Ironically, this sometimes means letting your heart lead with something other than your main agenda - your strategy for this meeting. In lobbying, this can work out very strangely. If you are a good lobbyist - and any of us can be - you think ahead of time about why you are visiting with the person, what your "ask" is, why they should listen to you, what all your logical and persuasive "talking points" might be. And then when you get into the conversation, you might pick up on something that supersedes your planned presentation - something very human being conveyed by the person you are visiting with. And you answer to that, because God calls us to compassion as much as to truth. It is in these moments that I have learned the most amazing things from congressional staffers, and have opened discussions at a level of truth that would never have happened if I had stuck to my own agenda.
[ - boss hearing ONLY from anti-immigrant groups - 10,000 calls]
[ - young woman with a small child who gets no help with child care, resistant to "special" help people on welfare get]
[ - boss who has a different solution to health care issue - but his probably won't pass, so maybe ultimately they'll go along with what the majority is promoting]

In these conversations, I hear frustration, a sense of powerlessness, a desire to be understood. Not very different from what each of us experiences from time to time.

Expecting

Being open to that of God in these conversations is like expectant waiting in meeting for worship. Expectant waiting is the opposite of cynicism. Looking for openings and possibilities where, as far as we know, there are none. Then amazing things happen:

  • Congressional aides from opposite parties to sit together in a room across the street from the Senate (at FCNL) to find some way forward, out of Iraq.
  • Iraqi parliamentarians to tell their stories directly to members of Congress.
  • A member whose district benefits directly from the production of a certain weapon system to agree to cut the funds for that weapon, and to defend that cut on the floor.
  • Members of Congress speak on the floor of the House or the Senate about torture as a moral issue.
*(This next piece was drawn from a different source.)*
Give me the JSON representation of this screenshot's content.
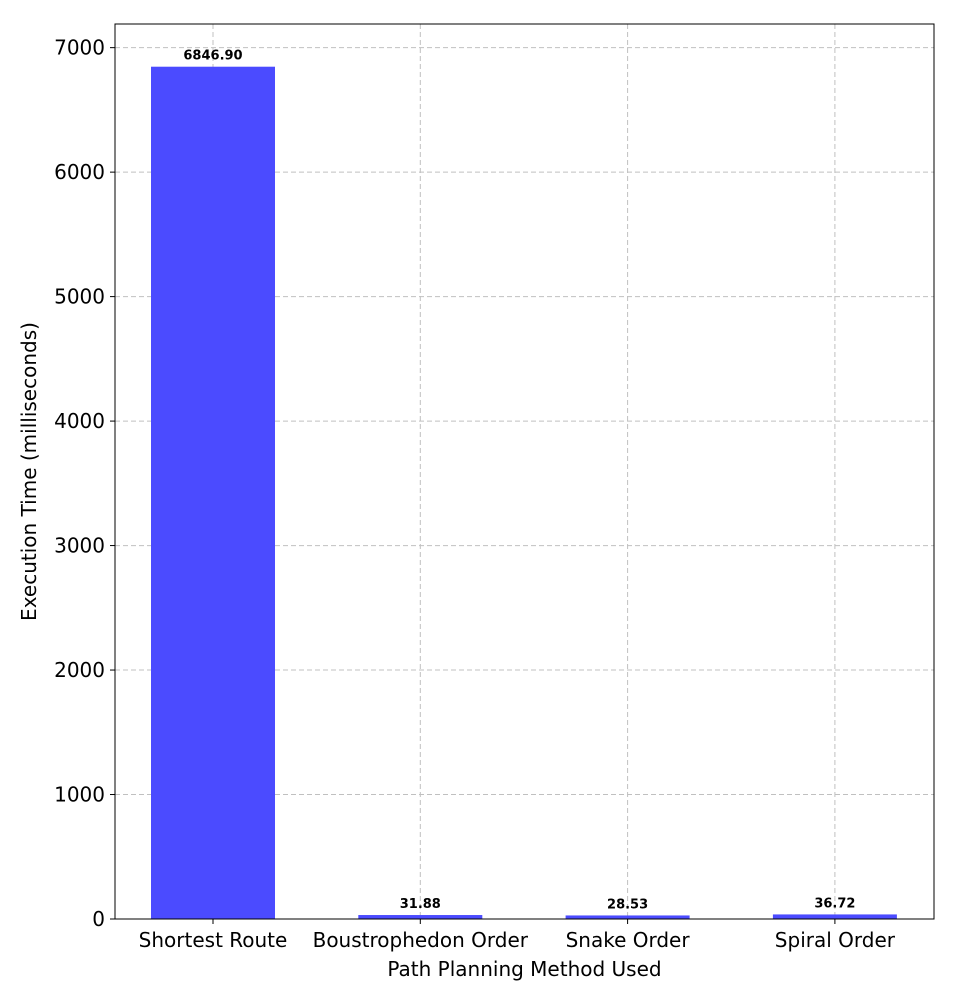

Answering to that of God in a situation might mean creating the space, in our own minds, for the possibility that God has something better in mind for a given situation. That way actually could open, and that we might not personally be the ones to find it… but it might be there.

Where does anger go?

So what do we do with the anger? Is this all about "making nice?" Last year, George Bush was making one of his many pronouncements about torture and secret prisons. To give him the benefit of the doubt, he was lying. Several of us were watching the speech on a TV in the office. An intern said - "He makes me so angry. How do you keep from getting so angry that you can't work?" One experienced staffer said, "Oh, you get used to it." But for me, that answer is debilitating. I don't think I'll ever get used to it - in fact, I hope I don't. There is so much that we see and know in our work and in the world that makes us very angry - and I think it should.
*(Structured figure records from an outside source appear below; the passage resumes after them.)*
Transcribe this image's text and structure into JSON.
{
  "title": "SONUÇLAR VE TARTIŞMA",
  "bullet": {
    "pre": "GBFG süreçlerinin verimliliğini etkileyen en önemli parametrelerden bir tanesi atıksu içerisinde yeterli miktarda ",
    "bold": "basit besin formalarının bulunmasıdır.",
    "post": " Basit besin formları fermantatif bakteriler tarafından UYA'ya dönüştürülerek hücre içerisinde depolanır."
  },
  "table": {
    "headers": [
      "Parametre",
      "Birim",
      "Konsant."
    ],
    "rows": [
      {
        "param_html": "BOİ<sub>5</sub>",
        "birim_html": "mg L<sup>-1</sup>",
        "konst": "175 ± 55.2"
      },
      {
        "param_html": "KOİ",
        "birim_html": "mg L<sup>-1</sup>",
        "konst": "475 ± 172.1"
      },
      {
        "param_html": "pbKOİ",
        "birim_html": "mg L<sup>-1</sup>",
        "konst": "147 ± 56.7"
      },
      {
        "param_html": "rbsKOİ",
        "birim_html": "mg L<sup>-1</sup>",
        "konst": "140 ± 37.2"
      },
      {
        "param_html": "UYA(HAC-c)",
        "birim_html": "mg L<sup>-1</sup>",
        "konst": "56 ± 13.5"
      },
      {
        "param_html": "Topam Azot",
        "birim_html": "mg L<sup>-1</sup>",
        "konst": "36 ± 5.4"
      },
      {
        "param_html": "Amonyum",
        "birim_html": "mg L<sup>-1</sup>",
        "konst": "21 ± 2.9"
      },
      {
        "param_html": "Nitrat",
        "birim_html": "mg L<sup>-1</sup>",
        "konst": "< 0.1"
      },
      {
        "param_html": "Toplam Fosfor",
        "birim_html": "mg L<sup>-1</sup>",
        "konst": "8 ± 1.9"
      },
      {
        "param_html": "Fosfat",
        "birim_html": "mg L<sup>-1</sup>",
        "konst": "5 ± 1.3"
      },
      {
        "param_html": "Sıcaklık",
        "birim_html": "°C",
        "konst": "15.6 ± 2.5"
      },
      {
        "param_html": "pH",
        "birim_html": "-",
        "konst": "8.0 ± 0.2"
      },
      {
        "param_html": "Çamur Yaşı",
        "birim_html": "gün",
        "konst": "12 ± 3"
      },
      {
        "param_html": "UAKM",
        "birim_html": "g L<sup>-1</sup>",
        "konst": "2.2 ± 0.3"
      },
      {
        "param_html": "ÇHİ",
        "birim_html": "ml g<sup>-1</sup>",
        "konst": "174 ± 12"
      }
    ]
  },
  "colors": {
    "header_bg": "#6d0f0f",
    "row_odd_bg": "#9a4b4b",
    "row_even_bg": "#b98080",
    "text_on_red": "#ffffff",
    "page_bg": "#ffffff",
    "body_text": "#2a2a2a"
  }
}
But the anger can't be the energy behind our work - it consumes and it burns out. It can't be the inventor of our plans and strategies - it's too limiting and leaves out too many possibilities. And it can't be the reason for our action, because it rests in judgment, which belongs to God. Anger is something we feel, just like joy and sadness and celebration. It's part of living.
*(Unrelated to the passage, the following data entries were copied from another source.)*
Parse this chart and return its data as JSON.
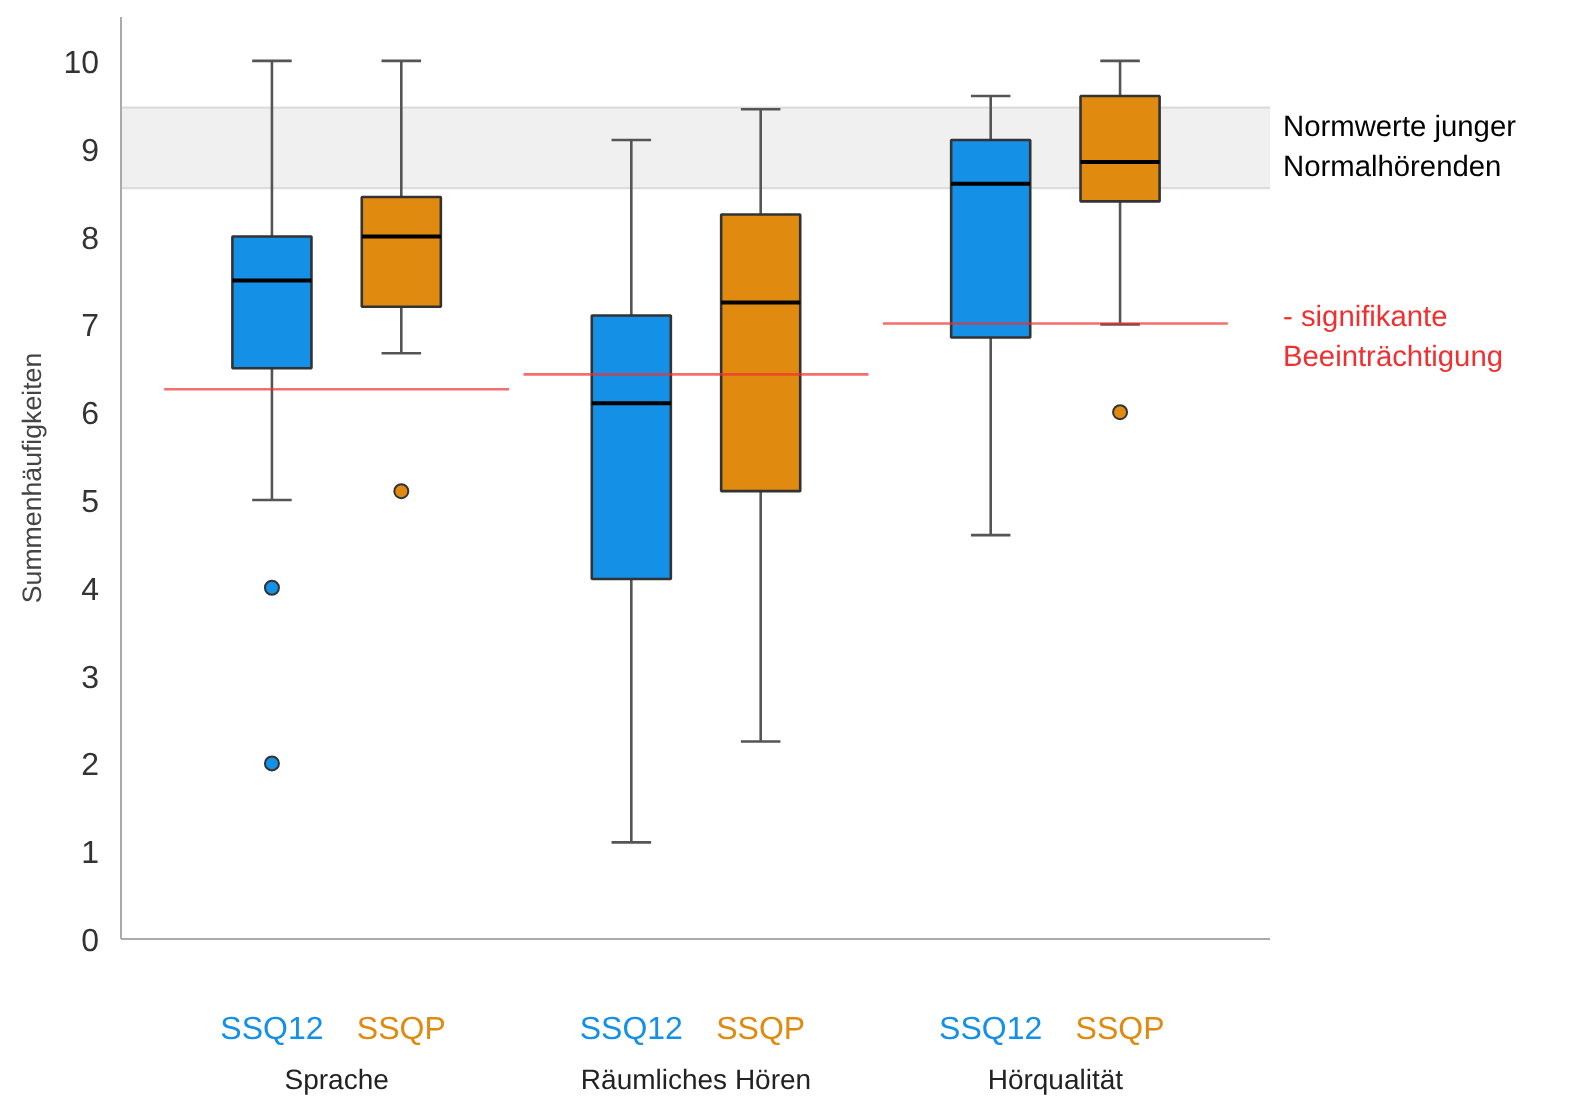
{
  "chart_data": {
    "type": "box",
    "ylabel": "Summenhäufigkeiten",
    "categories": [
      "Sprache",
      "Räumliches Hören",
      "Hörqualität"
    ],
    "ylim": [
      0,
      10.5
    ],
    "yticks": [
      0,
      1,
      2,
      3,
      4,
      5,
      6,
      7,
      8,
      9,
      10
    ],
    "grid": false,
    "series": [
      {
        "name": "SSQ12",
        "color": "#1490e6",
        "boxes": [
          {
            "low": 5,
            "q1": 6.5,
            "median": 7.5,
            "q3": 8,
            "high": 10,
            "outliers": [
              4,
              2
            ]
          },
          {
            "low": 1.1,
            "q1": 4.1,
            "median": 6.1,
            "q3": 7.1,
            "high": 9.1
          },
          {
            "low": 4.6,
            "q1": 6.85,
            "median": 8.6,
            "q3": 9.1,
            "high": 9.6
          }
        ]
      },
      {
        "name": "SSQP",
        "color": "#e08a10",
        "boxes": [
          {
            "low": 6.67,
            "q1": 7.2,
            "median": 8,
            "q3": 8.45,
            "high": 10,
            "outliers": [
              5.1
            ]
          },
          {
            "low": 2.25,
            "q1": 5.1,
            "median": 7.25,
            "q3": 8.25,
            "high": 9.45
          },
          {
            "low": 7,
            "q1": 8.4,
            "median": 8.85,
            "q3": 9.6,
            "high": 10,
            "outliers": [
              6
            ]
          }
        ]
      }
    ],
    "bands": [
      {
        "axis": "y",
        "from": 8.55,
        "to": 9.47,
        "label": "Normwerte junger Normalhörenden",
        "color": "#f0f0f0"
      }
    ],
    "ref_lines": [
      {
        "axis": "y",
        "value": 6.26,
        "color": "#f03030"
      },
      {
        "axis": "y",
        "value": 6.43,
        "color": "#f03030"
      },
      {
        "axis": "y",
        "value": 7.01,
        "color": "#f03030",
        "label": "- signifikante Beeinträchtigung"
      }
    ]
  }
}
However we "see God" - whatever our images or concepts of the eternal and infinite - creating space and possibilities and expectations in our interactions that we will answer to that of God in everyone leads us to a place that sustains our work - whatever we're called to - and our lives, wherever we are in them.

I hope you'll look back at the face on the screen now and open yourself to a glimpse of something past the packaging. God's there, as God is in each of us - even in our grumpiest, stupidest moments. There are possibilities ahead, depending on how we answer.